Herald-Sun editor Bob Ashley admitted in a speech yesterday that maybe his paper should have realized earlier that the Duke lacrosse charges were false. Ya’ think?!

“We were, honestly, too slow to recognize that there was no case at all,” Ashley said during the speech, according to the Rural Blog, a media-related Web site. “Hindsight is a wonderful thing. In hindsight, should we have come to that conclusion sooner? Yes.”

The Web site added that Ashley said the media coverage of the case was “a frenzy unequaled by anything I’ve seen in 37 years of journalism,” and claimed his Paxton Media Group newspaper lacked the resources to compete with larger media outlets.

Well, that’s what happens when you’ve worked for small papers in monopoly cities all your career and suddenly find yourself in one of the most competitive markets in the country.

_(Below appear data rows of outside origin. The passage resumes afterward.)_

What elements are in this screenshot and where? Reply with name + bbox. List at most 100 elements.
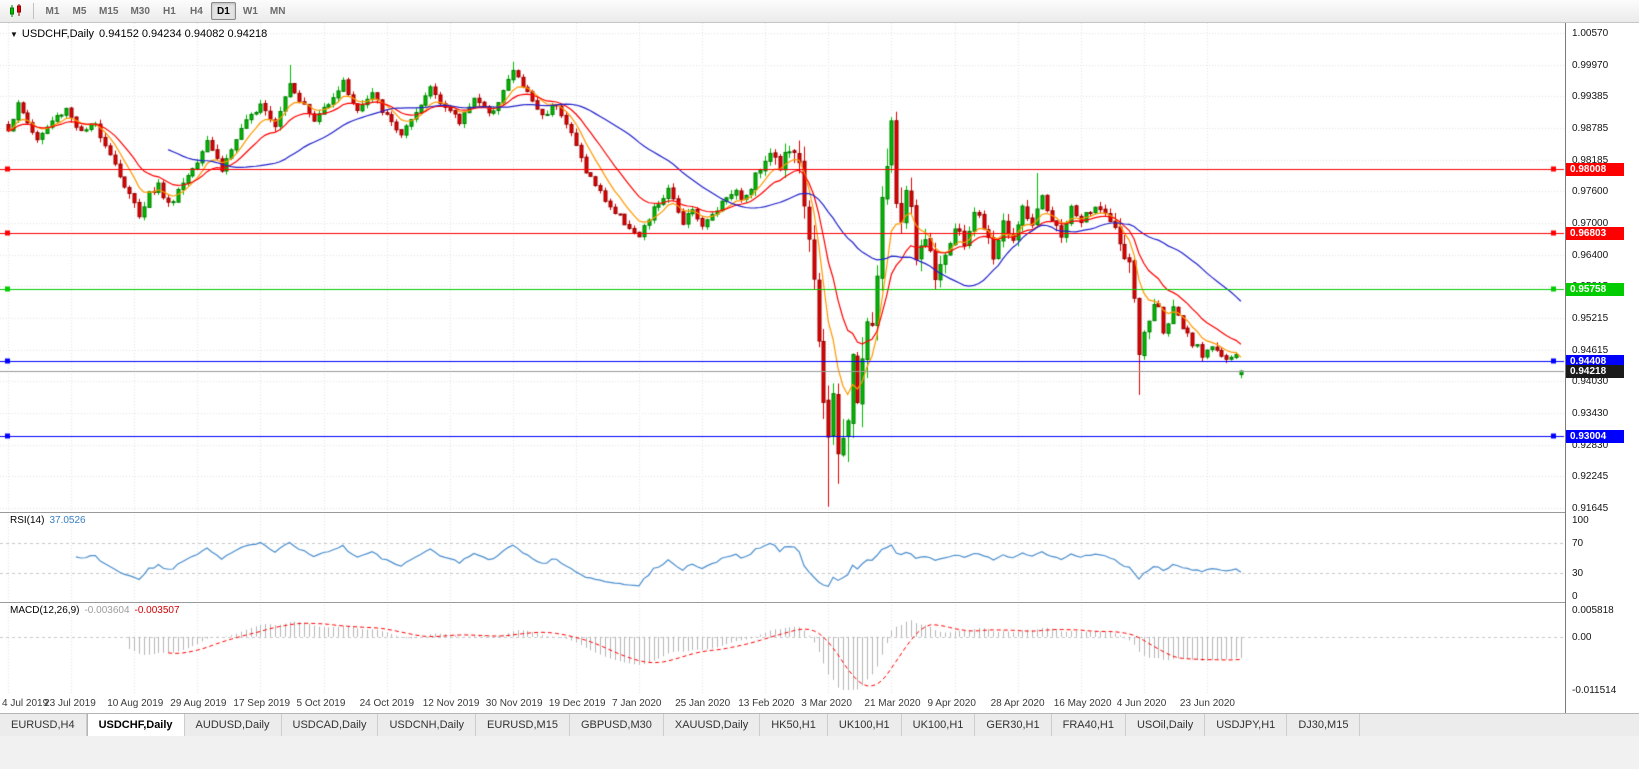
date-label: 3 Mar 2020 (801, 698, 852, 709)
price-level-badge: 0.96803 (1566, 227, 1624, 241)
toolbar-separator (33, 3, 34, 19)
chart-tab-xauusd-daily[interactable]: XAUUSD,Daily (663, 714, 761, 736)
timeframe-button-w1[interactable]: W1 (242, 5, 258, 17)
macd-canvas[interactable] (0, 602, 1565, 695)
price-axis-label: 0.99970 (1572, 59, 1609, 71)
date-label: 23 Jul 2019 (44, 698, 96, 709)
date-label: 25 Jan 2020 (675, 698, 731, 709)
macd-header: MACD(12,26,9) -0.003604 -0.003507 (10, 605, 180, 616)
date-label: 23 Jun 2020 (1179, 698, 1235, 709)
timeframe-button-mn[interactable]: MN (269, 5, 286, 17)
rsi-header: RSI(14) 37.0526 (10, 515, 86, 526)
chart-tab-fra40-h1[interactable]: FRA40,H1 (1051, 714, 1126, 736)
price-level-badge: 0.98008 (1566, 163, 1624, 177)
timeframe-button-d1[interactable]: D1 (210, 2, 236, 20)
rsi-value: 37.0526 (49, 515, 86, 526)
chart-tab-uk100-h1[interactable]: UK100,H1 (901, 714, 976, 736)
timeframe-button-m30[interactable]: M30 (130, 5, 150, 17)
price-axis-label: 0.93430 (1572, 408, 1609, 419)
price-axis-label: 0.97000 (1572, 218, 1609, 229)
date-label: 4 Jun 2020 (1116, 698, 1167, 709)
timeframe-button-m5[interactable]: M5 (72, 5, 87, 17)
date-label: 12 Nov 2019 (422, 698, 480, 709)
price-axis-label: 1.00570 (1572, 28, 1609, 39)
chart-icon[interactable] (4, 2, 28, 21)
date-label: 29 Aug 2019 (170, 698, 227, 709)
date-label: 19 Dec 2019 (548, 698, 606, 709)
chart-tab-ger30-h1[interactable]: GER30,H1 (975, 714, 1052, 736)
rsi-axis-label: 70 (1572, 537, 1584, 549)
macd-main-value: -0.003604 (84, 605, 130, 616)
date-label: 30 Nov 2019 (485, 698, 543, 709)
chart-tab-eurusd-h4[interactable]: EURUSD,H4 (0, 714, 87, 736)
timeframe-button-h1[interactable]: H1 (163, 5, 176, 17)
chart-symbol-label: USDCHF,Daily (21, 28, 95, 40)
chart-tab-uk100-h1[interactable]: UK100,H1 (827, 714, 902, 736)
date-label: 10 Aug 2019 (107, 698, 164, 709)
price-axis-label: 0.91645 (1572, 503, 1609, 514)
timeframe-button-m1[interactable]: M1 (45, 5, 60, 17)
timeframe-button-m15[interactable]: M15 (99, 5, 119, 17)
chart-tab-usdjpy-h1[interactable]: USDJPY,H1 (1205, 714, 1288, 736)
chart-tab-usoil-daily[interactable]: USOil,Daily (1125, 714, 1206, 736)
date-label: 5 Oct 2019 (296, 698, 346, 709)
status-bar (0, 736, 1639, 769)
chart-tab-gbpusd-m30[interactable]: GBPUSD,M30 (569, 714, 664, 736)
candlestick-chart-icon (10, 4, 21, 17)
macd-axis-label: -0.011514 (1572, 685, 1617, 696)
chart-tab-audusd-daily[interactable]: AUDUSD,Daily (184, 714, 282, 736)
price-axis-label: 0.95215 (1572, 313, 1609, 324)
price-level-badge: 0.95758 (1566, 283, 1624, 297)
price-axis-label: 0.94615 (1572, 344, 1609, 356)
chart-tab-hk50-h1[interactable]: HK50,H1 (760, 714, 828, 736)
date-label: 7 Jan 2020 (612, 698, 662, 709)
price-axis-label: 0.98185 (1572, 154, 1609, 166)
rsi-axis-label: 100 (1572, 515, 1589, 526)
price-level-badge: 0.94408 (1566, 354, 1624, 368)
time-axis[interactable]: 4 Jul 2019 23 Jul 2019 10 Aug 2019 29 Aug 2… (0, 695, 1565, 713)
date-label: 28 Apr 2020 (990, 698, 1045, 709)
date-label: 4 Jul 2019 (2, 698, 49, 709)
price-axis-label: 0.92830 (1572, 439, 1609, 451)
price-axis-label: 0.94030 (1572, 376, 1609, 388)
date-label: 9 Apr 2020 (927, 698, 976, 709)
date-label: 24 Oct 2019 (359, 698, 415, 709)
chart-title: ▼ USDCHF,Daily 0.94152 0.94234 0.94082 0.9… (10, 28, 267, 40)
pane-separator[interactable] (0, 512, 1639, 513)
chart-tab-dj30-m15[interactable]: DJ30,M15 (1287, 714, 1361, 736)
timeframe-toolbar: M1 M5 M15 M30 H1 H4 D1 W1 MN (0, 0, 1639, 23)
rsi-label: RSI(14) (10, 515, 45, 526)
price-level-badge: 0.93004 (1566, 429, 1624, 443)
chart-tab-usdchf-daily[interactable]: USDCHF,Daily (86, 714, 185, 736)
chart-tabs: EURUSD,H4 USDCHF,Daily AUDUSD,Daily USDCAD,… (0, 713, 1639, 736)
price-axis-label: 0.98785 (1572, 123, 1609, 134)
macd-label: MACD(12,26,9) (10, 605, 80, 616)
timeframe-buttons: M1 M5 M15 M30 H1 H4 D1 W1 MN (39, 2, 291, 20)
date-label: 17 Sep 2019 (233, 698, 291, 709)
chart-ohlc-values: 0.94152 0.94234 0.94082 0.94218 (99, 28, 268, 40)
chart-tab-usdcnh-daily[interactable]: USDCNH,Daily (378, 714, 477, 736)
price-axis-label: 0.97600 (1572, 186, 1609, 198)
price-axis-label: 0.99385 (1572, 91, 1609, 103)
main-chart-canvas[interactable] (0, 23, 1565, 512)
date-label: 21 Mar 2020 (864, 698, 921, 709)
price-axis[interactable]: 1.00570 0.99970 0.99385 0.98785 0.98185 0.976… (1565, 23, 1639, 713)
date-label: 13 Feb 2020 (738, 698, 795, 709)
timeframe-button-h4[interactable]: H4 (190, 5, 203, 17)
macd-signal-value: -0.003507 (134, 605, 180, 616)
rsi-canvas[interactable] (0, 512, 1565, 602)
chart-dropdown-icon[interactable]: ▼ (10, 30, 18, 39)
date-label: 16 May 2020 (1053, 698, 1112, 709)
chart-area: ▼ USDCHF,Daily 0.94152 0.94234 0.94082 0.9… (0, 23, 1639, 713)
price-axis-label: 0.92245 (1572, 471, 1609, 483)
rsi-axis-label: 0 (1572, 591, 1578, 602)
pane-separator[interactable] (0, 602, 1639, 603)
macd-axis-label: 0.00 (1572, 631, 1592, 643)
chart-tab-usdcad-daily[interactable]: USDCAD,Daily (281, 714, 379, 736)
current-price-badge: 0.94218 (1566, 365, 1624, 379)
rsi-axis-label: 30 (1572, 568, 1584, 580)
chart-tab-eurusd-m15[interactable]: EURUSD,M15 (476, 714, 570, 736)
macd-axis-label: 0.005818 (1572, 605, 1614, 616)
price-axis-label: 0.96400 (1572, 249, 1609, 261)
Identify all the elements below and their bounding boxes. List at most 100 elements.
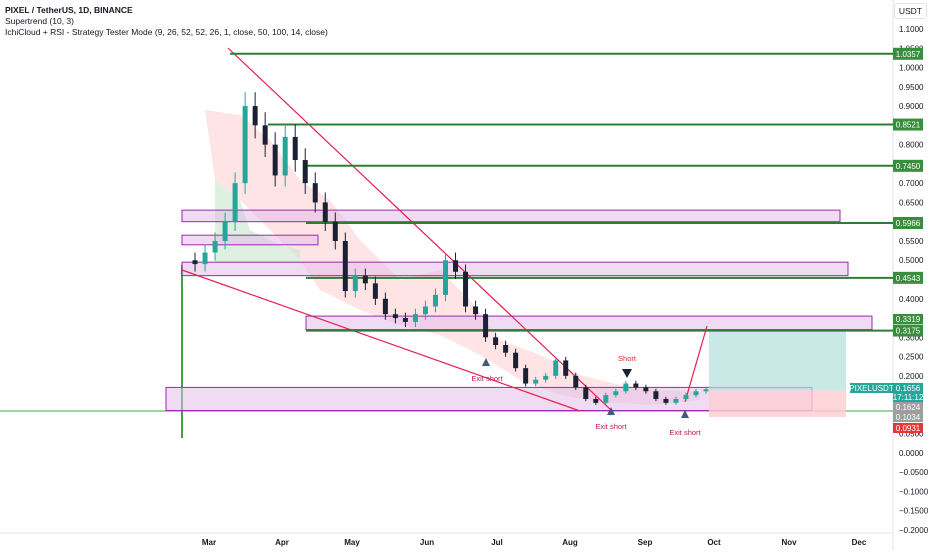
x-tick-label: May bbox=[344, 538, 360, 547]
candle-body bbox=[523, 368, 529, 384]
candle-body bbox=[332, 221, 338, 241]
price-label: 0.0931 bbox=[896, 424, 921, 433]
price-label: 0.1624 bbox=[896, 403, 921, 412]
currency-button[interactable]: USDT bbox=[893, 3, 927, 19]
y-tick-label: 0.0000 bbox=[899, 449, 924, 458]
price-label-box bbox=[893, 314, 923, 324]
short-marker bbox=[622, 369, 632, 378]
candle-body bbox=[192, 260, 198, 265]
x-tick-label: Jun bbox=[420, 538, 434, 547]
price-label: 0.1034 bbox=[896, 413, 921, 422]
y-tick-label: 0.0500 bbox=[899, 430, 924, 439]
signal-annotation: Exit short bbox=[669, 428, 701, 437]
level-badge-label: 0.7450 bbox=[896, 162, 921, 171]
candle-body bbox=[453, 260, 459, 272]
candle-body bbox=[483, 314, 489, 338]
candle-body bbox=[623, 383, 629, 392]
candle-body bbox=[493, 337, 499, 346]
trend-line bbox=[181, 269, 581, 412]
price-label-box bbox=[893, 423, 923, 433]
y-tick-label: 0.9000 bbox=[899, 102, 924, 111]
supply-demand-zone bbox=[181, 234, 319, 246]
y-tick-label: 0.4000 bbox=[899, 295, 924, 304]
y-tick-label: 0.5000 bbox=[899, 256, 924, 265]
signal-annotation: Exit short bbox=[471, 374, 503, 383]
y-tick-label: 0.6500 bbox=[899, 198, 924, 207]
y-tick-label: −0.2000 bbox=[899, 526, 929, 535]
price-label-box bbox=[850, 383, 893, 393]
candle-body bbox=[633, 383, 639, 388]
candle-body bbox=[543, 375, 549, 380]
candle-body bbox=[242, 106, 248, 184]
y-tick-label: 0.5500 bbox=[899, 237, 924, 246]
x-tick-label: Nov bbox=[781, 538, 797, 547]
candle-body bbox=[392, 314, 398, 319]
candle-body bbox=[513, 352, 519, 369]
stop-zone bbox=[709, 390, 846, 418]
candle-body bbox=[352, 275, 358, 292]
price-label: 0.1656 bbox=[896, 384, 921, 393]
candle-body bbox=[643, 387, 649, 392]
trend-line bbox=[684, 325, 708, 403]
price-label: 17:11:12 bbox=[893, 393, 924, 402]
ichimoku-cloud bbox=[205, 110, 700, 405]
candle-body bbox=[222, 221, 228, 241]
level-badge-label: 0.3175 bbox=[896, 327, 921, 336]
candle-body bbox=[683, 395, 689, 399]
price-label: 0.3319 bbox=[896, 315, 921, 324]
candle-body bbox=[563, 360, 569, 376]
supply-demand-zone bbox=[181, 209, 841, 223]
candle-body bbox=[272, 144, 278, 176]
candle-body bbox=[372, 283, 378, 299]
y-tick-label: 0.3000 bbox=[899, 333, 924, 342]
indicator-supertrend[interactable]: Supertrend (10, 3) bbox=[5, 16, 74, 26]
y-tick-label: 0.2500 bbox=[899, 353, 924, 362]
candle-body bbox=[252, 106, 258, 126]
level-badge-label: 0.5966 bbox=[896, 219, 921, 228]
x-tick-label: Mar bbox=[202, 538, 216, 547]
candle-body bbox=[422, 306, 428, 315]
exit-short-marker bbox=[482, 358, 490, 366]
candle-body bbox=[212, 240, 218, 253]
level-badge bbox=[893, 47, 923, 60]
symbol-title[interactable]: PIXEL / TetherUS, 1D, BINANCE bbox=[5, 5, 133, 15]
level-badge bbox=[893, 118, 923, 131]
y-tick-label: 0.7000 bbox=[899, 179, 924, 188]
level-badge-label: 0.4543 bbox=[896, 274, 921, 283]
level-badge bbox=[893, 271, 923, 284]
chart-legend: PIXEL / TetherUS, 1D, BINANCE Supertrend… bbox=[5, 5, 328, 38]
candle-body bbox=[312, 183, 318, 203]
candle-body bbox=[292, 136, 298, 161]
x-tick-label: Dec bbox=[852, 538, 867, 547]
level-badge-label: 0.8521 bbox=[896, 121, 921, 130]
price-label: PIXELUSDT bbox=[849, 384, 894, 393]
y-tick-label: 0.8000 bbox=[899, 141, 924, 150]
candle-body bbox=[533, 379, 539, 384]
price-label-box bbox=[893, 402, 923, 412]
candle-body bbox=[673, 398, 679, 403]
candle-body bbox=[463, 271, 469, 307]
candle-body bbox=[583, 387, 589, 399]
level-badge bbox=[893, 217, 923, 230]
supply-demand-zone bbox=[181, 261, 849, 277]
candle-body bbox=[573, 375, 579, 388]
candle-body bbox=[302, 160, 308, 184]
candle-body bbox=[603, 395, 609, 403]
candle-body bbox=[553, 360, 559, 376]
y-tick-label: 1.0000 bbox=[899, 64, 924, 73]
trend-line bbox=[227, 47, 613, 412]
y-tick-label: 0.2000 bbox=[899, 372, 924, 381]
target-zone bbox=[709, 330, 846, 391]
candle-body bbox=[322, 202, 328, 222]
indicator-ichicloud[interactable]: IchiCloud + RSI - Strategy Tester Mode (… bbox=[5, 27, 328, 37]
x-tick-label: Aug bbox=[562, 538, 578, 547]
price-label-box bbox=[893, 412, 923, 422]
price-label-box bbox=[893, 383, 923, 393]
price-label-box bbox=[893, 392, 923, 402]
candle-body bbox=[412, 314, 418, 322]
candle-body bbox=[443, 260, 448, 295]
candle-body bbox=[653, 391, 659, 399]
exit-short-marker bbox=[607, 407, 615, 415]
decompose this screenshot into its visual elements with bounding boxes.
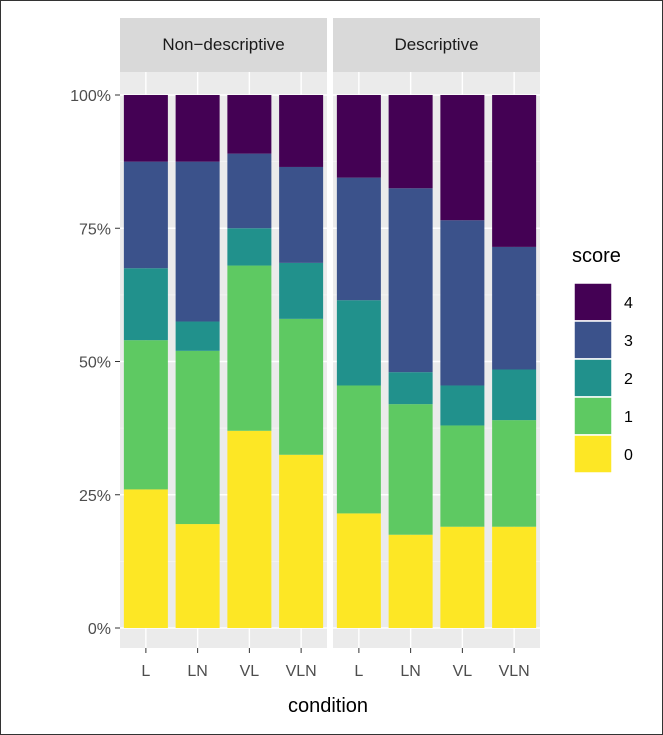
facet-panels: Non−descriptive L LN VL VLN Descriptive L LN VL V…	[120, 18, 540, 680]
legend-label-0: 0	[624, 447, 633, 464]
bar-segment-score-4	[336, 95, 381, 178]
x-tick-label: VL	[240, 663, 260, 680]
legend-key-0	[573, 434, 613, 474]
bar-segment-score-2	[279, 262, 324, 319]
bar-segment-score-1	[123, 340, 168, 490]
bar-segment-score-1	[388, 404, 433, 535]
legend-label-1: 1	[624, 409, 633, 426]
bar-segment-score-0	[388, 534, 433, 628]
bar-segment-score-0	[227, 430, 272, 628]
x-axis-title: condition	[288, 695, 368, 717]
legend-key-4	[573, 282, 613, 322]
legend-label-4: 4	[624, 295, 633, 312]
bar-segment-score-2	[336, 300, 381, 386]
legend-key-1	[573, 396, 613, 436]
bar-LN	[175, 95, 220, 628]
facet-panel-1: Non−descriptive L LN VL VLN	[120, 18, 327, 680]
bar-LN	[388, 95, 433, 628]
bar-segment-score-4	[440, 95, 485, 221]
x-tick-label: VL	[453, 663, 473, 680]
legend-key-2	[573, 358, 613, 398]
bar-segment-score-2	[123, 268, 168, 341]
bar-segment-score-0	[279, 454, 324, 628]
y-tick-label: 100%	[70, 88, 111, 105]
bar-segment-score-1	[336, 385, 381, 514]
x-tick-label: L	[141, 663, 150, 680]
bar-segment-score-1	[279, 318, 324, 455]
legend-label-3: 3	[624, 333, 633, 350]
y-axis: 0% 25% 50% 75% 100%	[70, 88, 120, 638]
legend-key-3	[573, 320, 613, 360]
bar-VL	[227, 95, 272, 628]
legend-label-2: 2	[624, 371, 633, 388]
bar-segment-score-4	[279, 95, 324, 167]
facet-strip	[333, 18, 540, 72]
bar-segment-score-2	[388, 372, 433, 405]
bar-segment-score-4	[175, 95, 220, 162]
x-tick-label: VLN	[499, 663, 530, 680]
bar-segment-score-1	[492, 420, 537, 527]
bar-segment-score-2	[175, 321, 220, 351]
bar-segment-score-0	[492, 526, 537, 628]
facet-strip	[120, 18, 327, 72]
facet-panel-2: Descriptive L LN VL VLN	[333, 18, 540, 680]
bar-segment-score-4	[492, 95, 537, 247]
y-tick-label: 75%	[79, 221, 111, 238]
bar-segment-score-4	[123, 95, 168, 162]
x-tick-label: LN	[187, 663, 207, 680]
facet-strip-label: Non−descriptive	[162, 35, 284, 54]
y-tick-label: 25%	[79, 488, 111, 505]
bar-L	[123, 95, 168, 628]
bar-segment-score-3	[175, 161, 220, 322]
legend-title: score	[572, 245, 621, 267]
bar-segment-score-3	[440, 220, 485, 386]
facet-strip-label: Descriptive	[394, 35, 478, 54]
bar-segment-score-0	[123, 489, 168, 628]
bar-segment-score-4	[388, 95, 433, 189]
bar-segment-score-3	[492, 246, 537, 370]
bar-segment-score-3	[279, 166, 324, 263]
bar-VLN	[279, 95, 324, 628]
x-tick-label: LN	[400, 663, 420, 680]
y-tick-label: 50%	[79, 355, 111, 372]
bar-segment-score-3	[227, 153, 272, 229]
x-tick-label: L	[354, 663, 363, 680]
bar-VL	[440, 95, 485, 628]
bar-segment-score-3	[336, 177, 381, 301]
bar-segment-score-2	[492, 369, 537, 421]
bar-segment-score-0	[336, 513, 381, 628]
bar-segment-score-2	[227, 228, 272, 266]
bar-VLN	[492, 95, 537, 628]
bar-segment-score-3	[123, 161, 168, 269]
bar-L	[336, 95, 381, 628]
x-tick-label: VLN	[286, 663, 317, 680]
legend: score 4 3 2 1 0	[572, 245, 633, 474]
bar-segment-score-1	[227, 265, 272, 431]
bar-segment-score-4	[227, 95, 272, 154]
bar-segment-score-0	[440, 526, 485, 628]
bar-segment-score-3	[388, 188, 433, 373]
bar-segment-score-0	[175, 524, 220, 628]
bar-segment-score-1	[175, 350, 220, 525]
bar-segment-score-2	[440, 385, 485, 426]
bar-segment-score-1	[440, 425, 485, 527]
y-tick-label: 0%	[88, 621, 111, 638]
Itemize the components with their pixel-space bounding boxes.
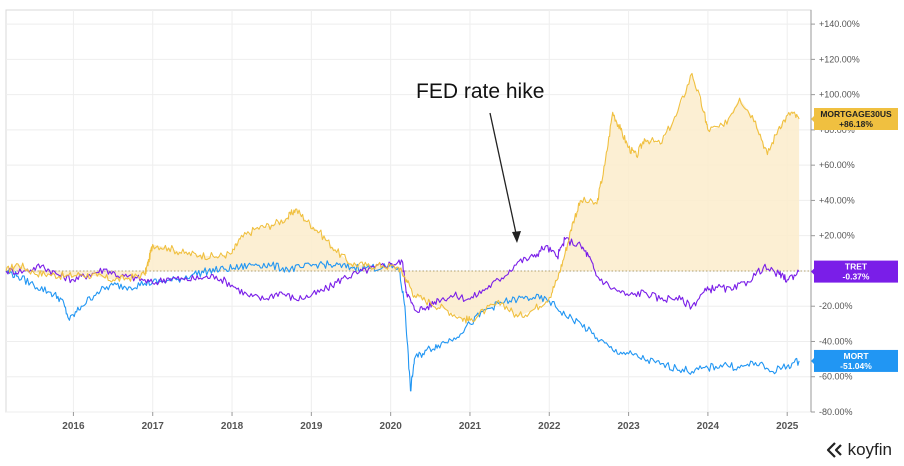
series-tag-pointer — [811, 356, 815, 365]
x-tick-label: 2018 — [221, 421, 244, 432]
y-tick-label: +40.00% — [819, 195, 855, 205]
x-tick-label: 2022 — [538, 421, 561, 432]
x-axis: 2016 2017 2018 2019 2020 2021 2022 2023 2024 2025 — [62, 412, 799, 432]
x-tick-label: 2020 — [380, 421, 403, 432]
x-tick-label: 2023 — [617, 421, 640, 432]
annotation-text: FED rate hike — [416, 80, 544, 103]
x-tick-label: 2017 — [142, 421, 165, 432]
series-line-mortgage30us — [5, 72, 800, 324]
y-tick-label: +120.00% — [819, 54, 860, 64]
series-tag-mort: MORT-51.04% — [811, 349, 898, 372]
y-tick-label: +20.00% — [819, 231, 855, 241]
series-tags: MORTGAGE30US+86.18% TRET-0.37% MORT-51.04% — [811, 107, 898, 372]
x-tick-label: 2025 — [776, 421, 799, 432]
koyfin-brand-name: koyfin — [847, 440, 892, 459]
y-tick-label: -20.00% — [819, 301, 853, 311]
series-tag-tret: TRET-0.37% — [811, 260, 898, 283]
koyfin-brand: koyfin — [826, 440, 892, 460]
mortgage-fill — [6, 73, 800, 321]
x-tick-label: 2016 — [62, 421, 85, 432]
series-tag-mortgage30us: MORTGAGE30US+86.18% — [811, 107, 898, 130]
series-tag-pointer — [811, 267, 815, 276]
series-lines — [5, 72, 800, 392]
x-tick-label: 2021 — [459, 421, 482, 432]
annotation: FED rate hike — [416, 80, 544, 243]
y-tick-label: +60.00% — [819, 160, 855, 170]
series-line-tret — [5, 236, 800, 314]
y-tick-label: -40.00% — [819, 336, 853, 346]
x-tick-label: 2024 — [697, 421, 720, 432]
series-line-mort — [5, 260, 800, 392]
series-tag-box — [814, 260, 898, 283]
series-tag-value: +86.18% — [839, 119, 873, 129]
series-tag-box — [814, 107, 898, 130]
y-tick-label: -60.00% — [819, 372, 853, 382]
x-tick-label: 2019 — [300, 421, 323, 432]
series-tag-box — [814, 349, 898, 372]
series-fill-mortgage30us — [6, 73, 800, 321]
series-tag-name: MORT — [843, 351, 869, 361]
y-tick-label: +140.00% — [819, 19, 860, 29]
series-tag-pointer — [811, 114, 815, 123]
series-tag-name: TRET — [845, 262, 868, 272]
series-tag-value: -0.37% — [843, 272, 870, 282]
annotation-arrowhead — [512, 231, 521, 243]
y-tick-label: +100.00% — [819, 90, 860, 100]
y-tick-label: -80.00% — [819, 407, 853, 417]
koyfin-logo-icon — [826, 442, 842, 458]
series-tag-name: MORTGAGE30US — [820, 109, 892, 119]
annotation-arrow-shaft — [489, 112, 518, 239]
series-tag-value: -51.04% — [840, 361, 872, 371]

Where Ashley blew it was not recognizing his paper’s own scoop for what it was. What I’m talking about is the revelation that the two 911 calls alleging racial slurs hurled at passersby were themselves hoaxes, perpetrated by one of the two strippers. That would have given a sentient editor pause to ask himself: Why would two strippers who had just been gang raped stop to call 911 to complain about someone using the N-word from their front porch, and never mention rape?

Also, if editors who had lived in Durham for any length of time had been in charge, they would have recognized this as a garden-variety racial shakedown from the beginning.